BR: Five years is a short time horizon for the next chapter of cell and gene therapies. The industry is trending toward allogeneic cell therapies, with a goal of highly effective, off-the-shelf, more affordable therapeutics. Perhaps in the next five years a successful allogeneic trial will herald the dawn of the allogeneic era, much like Kymriah brought autologous CAR-T to marketing reality. 

Allogeneic cell therapies are even more dependent than autologous cell therapies on the quality of the starting material, and the cell therapy space still uses primary human tissues as a source. AI may be used to select the optimum donor material for allogeneic therapies that would far exceed our current abilities to screen donors. This is a less frightening and ethically fraught version of the genetic manipulation and selection in movies such as “Gattaca.”

JF: People have nightmares of robots taking control – think of “2001: A Space Odyssey” or “The Terminator” – but the near-term technological advances are going to look a lot more like “Star Trek,” where advanced technologies are omnipresent but frequently behind the scenes, augmenting existing capabilities, automating manual processes, and completing calculations and making inferences that humans cannot. 

In the coming years, we’ll see an ease in demand for highly educated staff to do manual process monitoring. We’ll see improved IoT interconnectivity and data analytics that help us monitor and intervene to improve the quality and safety of individual batches to help us draw deeper insights that will drive the industry toward standardization. 

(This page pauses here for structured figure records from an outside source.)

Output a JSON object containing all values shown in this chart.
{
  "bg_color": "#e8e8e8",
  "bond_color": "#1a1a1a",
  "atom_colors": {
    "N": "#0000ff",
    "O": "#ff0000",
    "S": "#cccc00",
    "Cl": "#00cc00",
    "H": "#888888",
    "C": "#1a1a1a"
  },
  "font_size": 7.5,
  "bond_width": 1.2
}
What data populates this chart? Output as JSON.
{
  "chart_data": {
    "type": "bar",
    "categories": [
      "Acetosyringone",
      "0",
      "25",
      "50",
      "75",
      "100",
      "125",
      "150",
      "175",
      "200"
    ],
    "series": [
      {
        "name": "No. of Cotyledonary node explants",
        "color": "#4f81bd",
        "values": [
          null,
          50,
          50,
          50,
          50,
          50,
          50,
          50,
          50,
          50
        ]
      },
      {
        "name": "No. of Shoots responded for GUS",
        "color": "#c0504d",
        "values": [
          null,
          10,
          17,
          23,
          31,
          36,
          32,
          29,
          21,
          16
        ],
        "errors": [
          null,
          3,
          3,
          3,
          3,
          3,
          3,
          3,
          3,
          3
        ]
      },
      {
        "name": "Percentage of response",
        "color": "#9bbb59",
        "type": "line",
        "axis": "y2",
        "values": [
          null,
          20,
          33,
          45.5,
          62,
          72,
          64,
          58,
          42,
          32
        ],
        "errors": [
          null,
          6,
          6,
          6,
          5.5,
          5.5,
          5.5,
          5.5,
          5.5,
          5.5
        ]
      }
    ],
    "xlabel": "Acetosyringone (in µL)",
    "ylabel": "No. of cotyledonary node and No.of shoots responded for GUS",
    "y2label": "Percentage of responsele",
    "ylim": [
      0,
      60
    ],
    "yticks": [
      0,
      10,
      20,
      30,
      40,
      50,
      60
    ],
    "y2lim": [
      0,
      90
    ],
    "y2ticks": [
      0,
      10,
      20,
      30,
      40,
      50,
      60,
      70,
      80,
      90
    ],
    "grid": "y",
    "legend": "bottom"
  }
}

ML: An old analogy but one that will be familiar to many is the use of the “Star Trek” medical tricorder. It was initially a scanning and analytical diagnosis device, but the intention is what always struck me; in the future, we would have sufficient knowledge and analytical power to offer each patient a treatment specifically tailored to them. This is what we are now seeing in advanced therapies; a field of medicine that can manipulate cells on a patient-by-patient basis to offer hope of a treatment not previously possible. Typically, CAR-T treatments are a therapy of last resort administered once standard of care chemotherapy has failed. 

“Star Trek” storylines were always underwritten by the drive to push the boundaries of scientific discovery. These crews were constantly solving problems that had previously been impossible and making them faster or better than expected. We are privileged to see this in the cell and gene industry every day. Whether a new methodology or a new indication, those frontiers are continually being challenged. Until the point where the equally well-known “Star Trek” replicators and teleporters become a reality, we should all continue to strive to ensure that cell and gene therapies can reach as many patients as possible.